1) B.  No matter which number you roll the first time, you simply have to roll that second number again. Hence the correct answer is 1/6.

2) C.  Recall what we stated about not getting bogged down with complicated or lengthy calculations. The GMAT will never include haphazardly-determined numbers in its questions. The shortcut to this problem is that 1,320 is exactly one quarter of 5,280.

From reviewing your basic geometry, you will know that circumference=2>πr which in this scenario means that the circumference of this circle is 20π where the unit of measurement is feet. This can be converted to miles very easily and we can quickly ascertain that the blade travels 20π(1/4) miles per second. This equals 5π miles per second. Over 60 seconds, the tip of the blade will travel 300π miles.

Note: Keep in mind this is a math problem and shares many similarities to the questions you will encounter on the GMAT. We were informed by an engineer that at the rate of speed the hypothetical propeller travels, the “the hub would certainly explode and the prop tips would have already been melted off from the intense heating”. Well, we’ll admit we’re not engineers and his statement may indeed be correct. Our point remains that you do not want to get caught up in such nuances, especially since the GMAT test writers are not likely to include pilots or engineers either.

3) D.  This is an example of a common GMAT graph problem where you will have to rely on your visual interpretation of the graphs. Indeed, the units sold by Charlotte and Dennis are 150 and 50, respectively. Armed with this data, we know that 500 total units were sold and Alison sold 20% of these. The right answer is not 20, however, as the question asked for the number of degrees the angle represented. Since there are 360 degrees in a circle, the correct answer is 72.

4) B.  This question requires that you be acquainted with the principles of algebra. You can also solve this backwards by assigning a value to a and then solving for b and a*.

5) D.  This word question can be easily solved in one of two ways. You can solve for Tim’s age today by constructing the following two equations where T = Tim’s age today and S = Susie’s age today:

1. T = 2S
2. T – 2 = 3(S – 2)

You can also solve this problem by working backwards.

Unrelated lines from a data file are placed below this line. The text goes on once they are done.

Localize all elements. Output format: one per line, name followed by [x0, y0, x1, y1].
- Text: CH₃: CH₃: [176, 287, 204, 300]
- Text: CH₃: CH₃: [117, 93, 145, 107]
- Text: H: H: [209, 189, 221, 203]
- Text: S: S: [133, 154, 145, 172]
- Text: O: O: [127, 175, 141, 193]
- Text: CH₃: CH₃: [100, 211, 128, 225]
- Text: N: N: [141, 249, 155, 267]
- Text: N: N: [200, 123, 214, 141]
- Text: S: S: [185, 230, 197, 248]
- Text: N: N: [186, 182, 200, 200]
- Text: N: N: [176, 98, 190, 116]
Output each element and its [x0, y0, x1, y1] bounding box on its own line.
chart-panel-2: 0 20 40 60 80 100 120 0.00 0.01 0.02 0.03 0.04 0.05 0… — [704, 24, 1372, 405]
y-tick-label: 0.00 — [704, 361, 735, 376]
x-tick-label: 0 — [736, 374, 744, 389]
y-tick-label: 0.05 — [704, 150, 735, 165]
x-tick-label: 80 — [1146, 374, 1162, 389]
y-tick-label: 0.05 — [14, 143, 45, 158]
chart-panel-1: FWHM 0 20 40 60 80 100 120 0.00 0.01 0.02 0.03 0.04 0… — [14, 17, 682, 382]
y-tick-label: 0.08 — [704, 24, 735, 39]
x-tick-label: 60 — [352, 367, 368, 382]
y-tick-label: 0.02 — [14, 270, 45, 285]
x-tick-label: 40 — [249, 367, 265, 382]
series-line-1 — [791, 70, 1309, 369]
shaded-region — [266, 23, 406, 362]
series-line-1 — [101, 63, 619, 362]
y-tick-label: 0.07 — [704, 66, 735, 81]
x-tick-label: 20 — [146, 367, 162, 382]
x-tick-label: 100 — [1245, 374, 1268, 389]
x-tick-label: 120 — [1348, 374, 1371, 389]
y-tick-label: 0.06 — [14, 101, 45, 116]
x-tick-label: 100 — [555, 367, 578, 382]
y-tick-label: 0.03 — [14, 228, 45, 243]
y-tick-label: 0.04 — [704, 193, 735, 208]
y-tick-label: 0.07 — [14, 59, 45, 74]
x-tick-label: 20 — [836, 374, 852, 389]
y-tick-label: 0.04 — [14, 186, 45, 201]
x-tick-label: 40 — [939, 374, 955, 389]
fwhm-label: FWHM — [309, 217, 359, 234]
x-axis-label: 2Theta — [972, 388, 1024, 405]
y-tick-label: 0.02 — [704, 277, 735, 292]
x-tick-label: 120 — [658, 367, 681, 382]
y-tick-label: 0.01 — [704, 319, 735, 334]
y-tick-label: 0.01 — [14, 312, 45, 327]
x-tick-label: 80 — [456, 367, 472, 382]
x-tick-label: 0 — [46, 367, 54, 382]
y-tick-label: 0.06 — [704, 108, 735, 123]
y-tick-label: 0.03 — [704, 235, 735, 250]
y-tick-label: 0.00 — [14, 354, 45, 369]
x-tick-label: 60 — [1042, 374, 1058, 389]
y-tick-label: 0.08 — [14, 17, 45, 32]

6) E.  This problem is most efficiently answered by employing process of elimination. Choice A is not evenly divisible by 2. Choice B is not evenly divisible by 5. Choice C is not evenly divisible by 4. (The last two digits, 30, are not divisible by 4.) Choice D is incorrect because it is also divisible by 9. (The sum of its digits equals 18 which is divisible by 9.) Choice E is left through this process of elimination. You can double check this by noting that the sum of its digits equal 21 which is divisible by 3, but not by 9. It is also meets the criteria for being equally divisible by 2, 4, and 5.